Have you ever wondered why a plant like cannabis would evolve to produce compounds that interact with the nervous systems of mammals? Was it just a random chance, or do cannabinoids serve an evolutionary purpose? Let’s dig into cannabis science and find out!
What Is A Cannabinoid?
Before we get into the history of cannabinoids, let’s first precisely define what a cannabinoid is.
Cannabinoids are naturally occurring compounds found in the cannabis sativa plant. These compounds have similar structures and behave in similar ways to neurotransmitters called endocannabinoids which our bodies produce to send messages to our brains and nervous systems.
The two most common cannabinoids are the intoxicating THC which is responsible for marijuana’s signature “high,” and CBD, which has recently skyrocketed in popularity as a wellness supplement. While these are the two most researched and well-known cannabinoids out there, there are actually over 100 unique minor cannabinoids. Some minor cannabinoids that frequently appear in cannabis include:
- Delta-8 THC
What Is The Endocannabinoid System?
When we consume cannabinoids, they interact with our bodies via the endocannabinoid system (ECS, for short). The ECS is made up of neurotransmitters called endocannabinoids and cannabinoid receptors which receive them. The ECS helps modulate several key bodily functions such as mood, appetite, sleep patterns, memory, and reproduction.
Cannabinoids like THC or CBD bind to the cannabinoid receptors in the ECS and affect these functions.
The History Of Cannabis
The history of marijuana and hemp begins in central Asia before humans were even around to cultivate it. This region, with its varied geographies and climates, forced cannabis to evolve defensive compounds. Interestingly, female plants grew to develop more of these compounds than their male counterparts—presumably since they serve a more vital role in the procreation and continuation of the species.

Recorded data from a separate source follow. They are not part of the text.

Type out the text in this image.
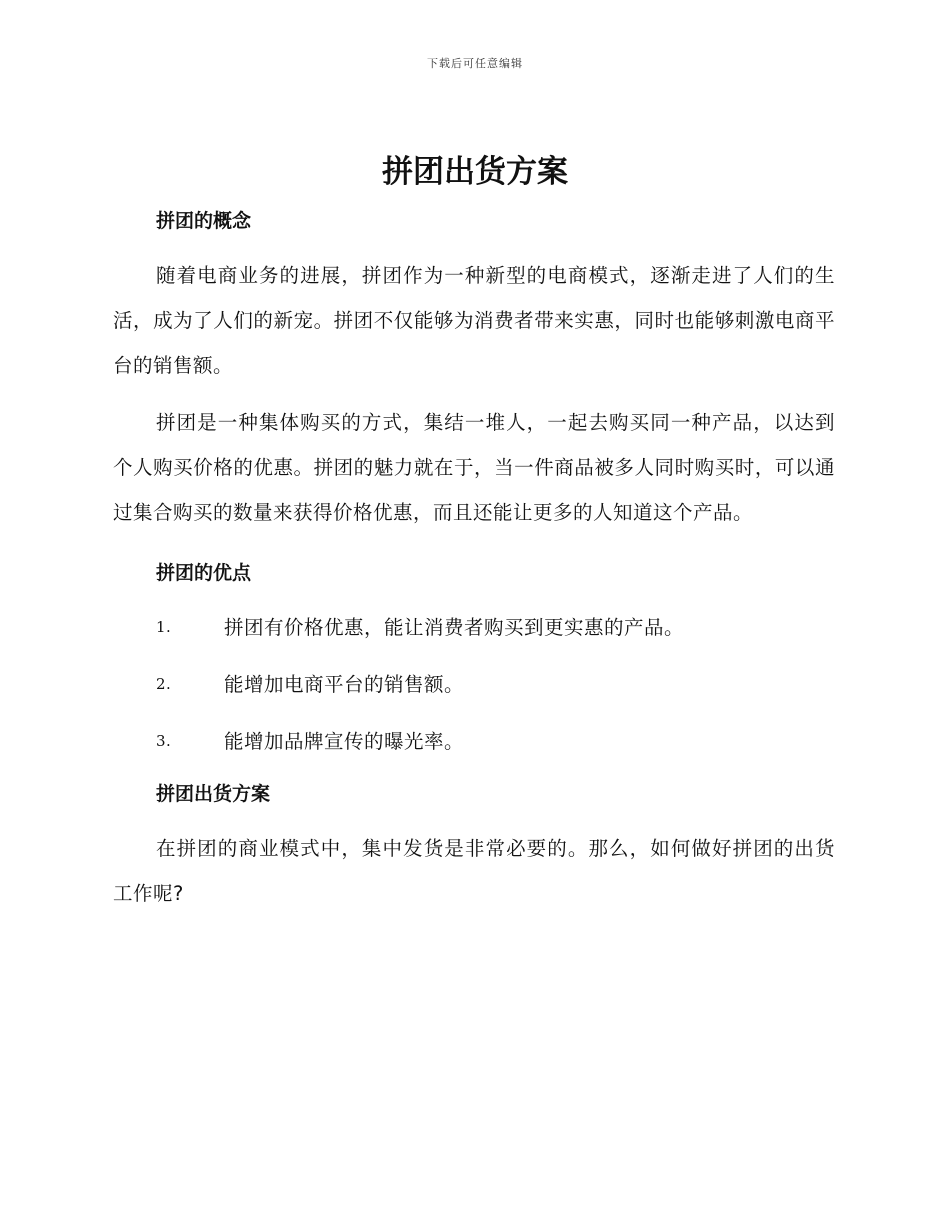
下载后可任意编辑
拼团出货方案
拼团的概念

随着电商业务的进展，拼团作为一种新型的电商模式，逐渐走进了人们的生活，成为了人们的新宠。拼团不仅能够为消费者带来实惠，同时也能够刺激电商平台的销售额。

拼团是一种集体购买的方式，集结一堆人，一起去购买同一种产品，以达到个人购买价格的优惠。拼团的魅力就在于，当一件商品被多人同时购买时，可以通过集合购买的数量来获得价格优惠，而且还能让更多的人知道这个产品。

拼团的优点
1.	拼团有价格优惠，能让消费者购买到更实惠的产品。
2.	能增加电商平台的销售额。
3.	能增加品牌宣传的曝光率。
拼团出货方案

在拼团的商业模式中，集中发货是非常必要的。那么，如何做好拼团的出货工作呢?
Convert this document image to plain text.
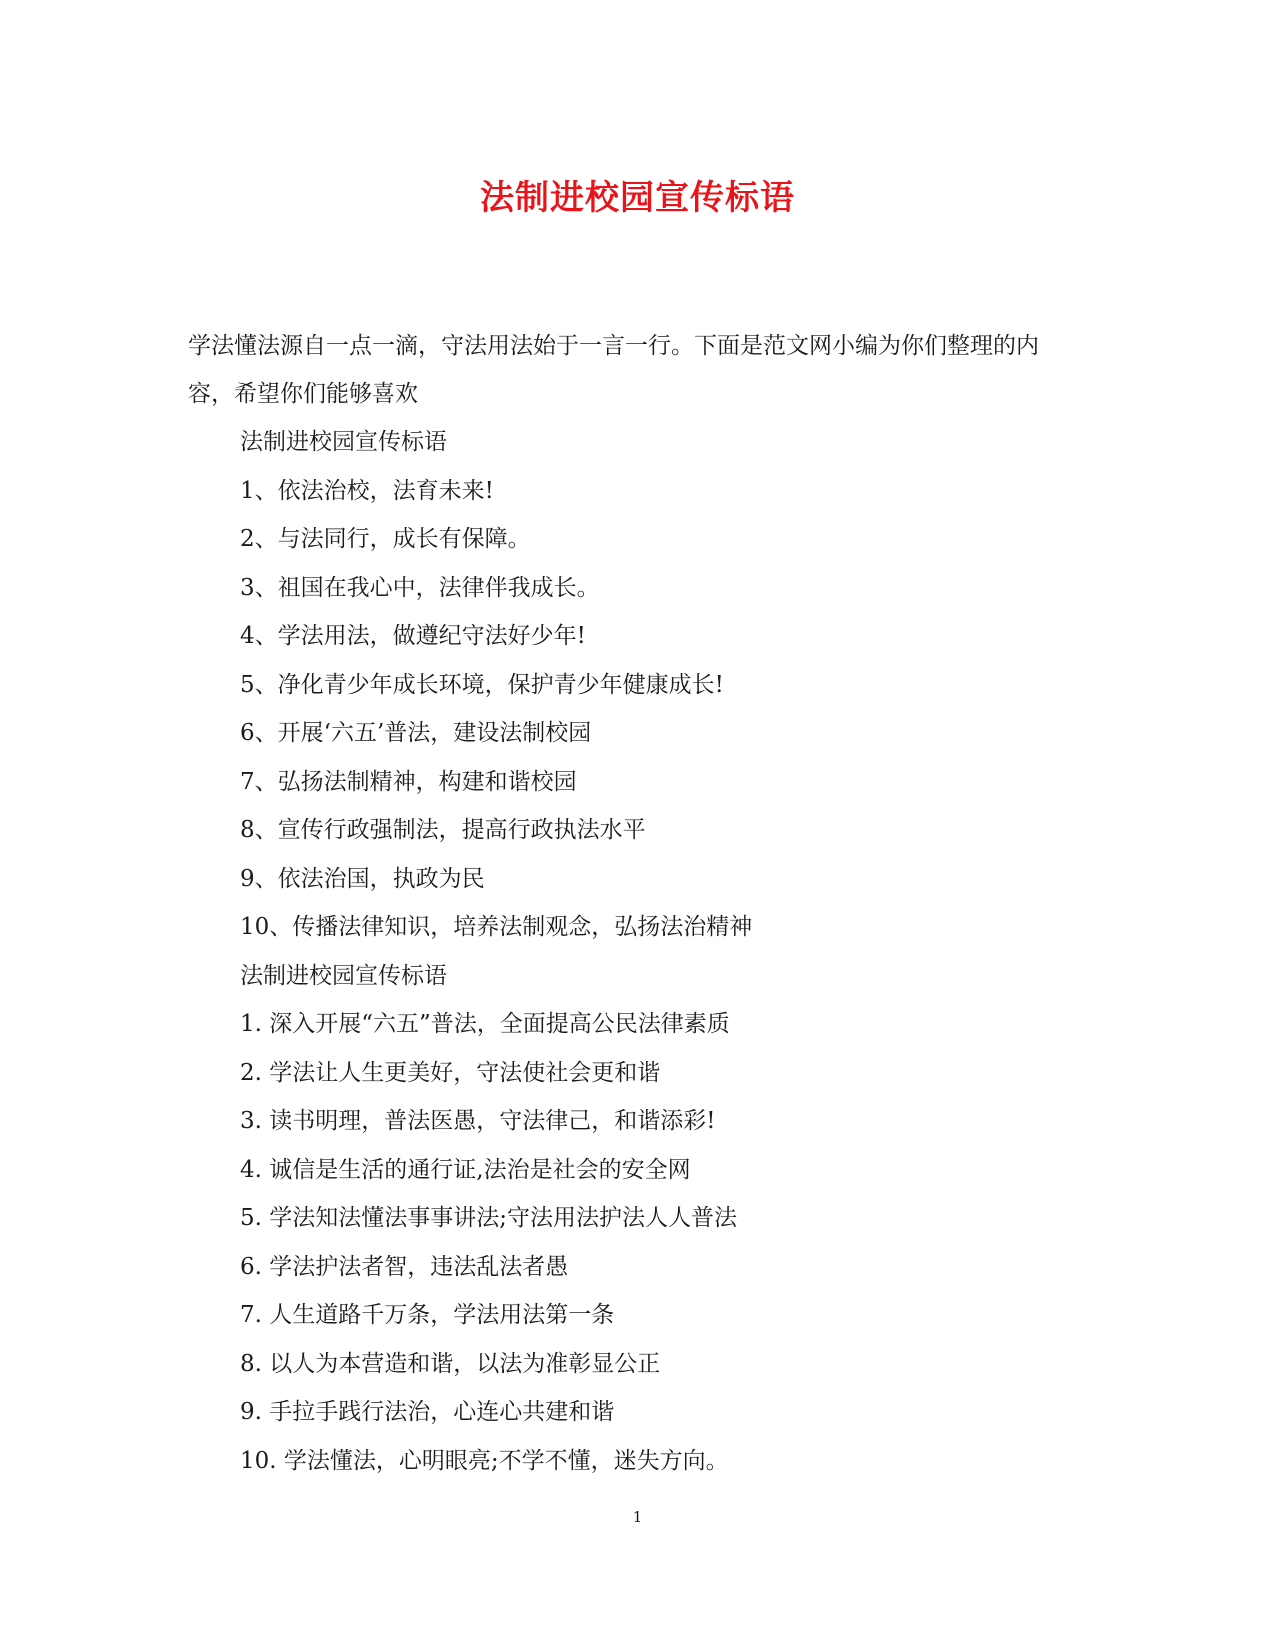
法制进校园宣传标语
学法懂法源自一点一滴，守法用法始于一言一行。下面是范文网小编为你们整理的内容，希望你们能够喜欢
法制进校园宣传标语
1、依法治校，法育未来!
2、与法同行，成长有保障。
3、祖国在我心中，法律伴我成长。
4、学法用法，做遵纪守法好少年!
5、净化青少年成长环境，保护青少年健康成长!
6、开展‘六五’普法，建设法制校园
7、弘扬法制精神，构建和谐校园
8、宣传行政强制法，提高行政执法水平
9、依法治国，执政为民
10、传播法律知识，培养法制观念，弘扬法治精神
法制进校园宣传标语
1. 深入开展“六五”普法，全面提高公民法律素质
2. 学法让人生更美好，守法使社会更和谐
3. 读书明理，普法医愚，守法律己，和谐添彩!
4. 诚信是生活的通行证,法治是社会的安全网
5. 学法知法懂法事事讲法;守法用法护法人人普法
6. 学法护法者智，违法乱法者愚
7. 人生道路千万条，学法用法第一条
8. 以人为本营造和谐，以法为准彰显公正
9. 手拉手践行法治，心连心共建和谐
10. 学法懂法，心明眼亮;不学不懂，迷失方向。
1
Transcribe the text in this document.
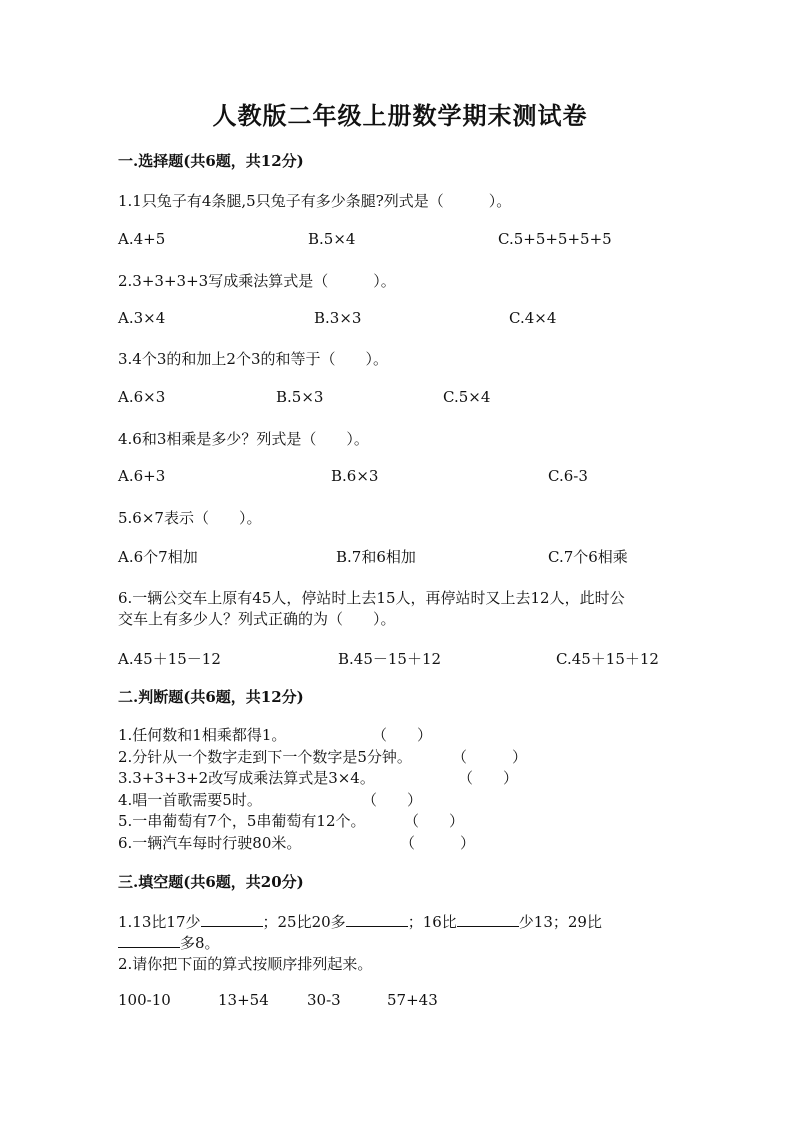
人教版二年级上册数学期末测试卷
一.选择题(共6题，共12分)
1.1只兔子有4条腿,5只兔子有多少条腿?列式是（　　　）。
A.4+5	B.5×4	C.5+5+5+5+5
2.3+3+3+3写成乘法算式是（　　　）。
A.3×4	B.3×3	C.4×4
3.4个3的和加上2个3的和等于（　　）。
A.6×3	B.5×3	C.5×4
4.6和3相乘是多少？列式是（　　）。
A.6+3	B.6×3	C.6-3
5.6×7表示（　　）。
A.6个7相加	B.7和6相加	C.7个6相乘
6.一辆公交车上原有45人，停站时上去15人，再停站时又上去12人，此时公
交车上有多少人？列式正确的为（　　）。
A.45＋15－12	B.45－15＋12	C.45＋15＋12
二.判断题(共6题，共12分)
1.任何数和1相乘都得1。	（　　）
2.分针从一个数字走到下一个数字是5分钟。	（　　　）
3.3+3+3+2改写成乘法算式是3×4。	（　　）
4.唱一首歌需要5时。	（　　）
5.一串葡萄有7个，5串葡萄有12个。	（　　）
6.一辆汽车每时行驶80米。	（　　　）
三.填空题(共6题，共20分)
1.13比17少	；25比20多	；16比	少13；29比
多8。
2.请你把下面的算式按顺序排列起来。
100-10	13+54	30-3	57+43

Around 500 BC, humans began intentionally cultivating the plant for its fibers which were incredibly useful for textiles and papermaking. It’s around this time where we first see documentation of cannabis being used medicinally as well. As the ancient world became more connected via shipping routes, the cannabis plant made its way into Africa, Europe, and eventually the Americas.
Male vs Female Cannabis Plants
Cannabis is a dioecious plant, which means that there are male and female plants with separate sex organs. Only female cannabis plants produce the flowering buds you find packaged in mylar bags at the local dispensary. The vast majority of cannabinoids are found in the buds of these female plants.
Cannabis Evolution: Why Cannabinoids?
Cannabis didn’t evolve cannabinoids with the mammalian endocannabinoid system in mind. The fact that they do interact with this system is just a happy coincidence.
Cannabinoids form in tiny resinous glands called trichomes which appear all over the surface of cannabis buds. You can actually spot these crystalline structures with the naked eye—especially on cannabinoid-rich plant breeds. Trichomes serve the plant in several different ways.
For one, they can help prevent the plant from getting overheated in dry, open climates. Surprisingly, trichomes can also be beneficial for the opposite reason. In colder climates, trichomes insulate the cannabis plant during a frost.
Cannabinoids aren’t the only compounds found in trichomes. They also contain aromatic molecules called terpenes. Terpenes produce pungent odors that can discourage herbivorous insects and animals from feasting on their plant material. Conversely, terpenes also create aromas that attract pollinators.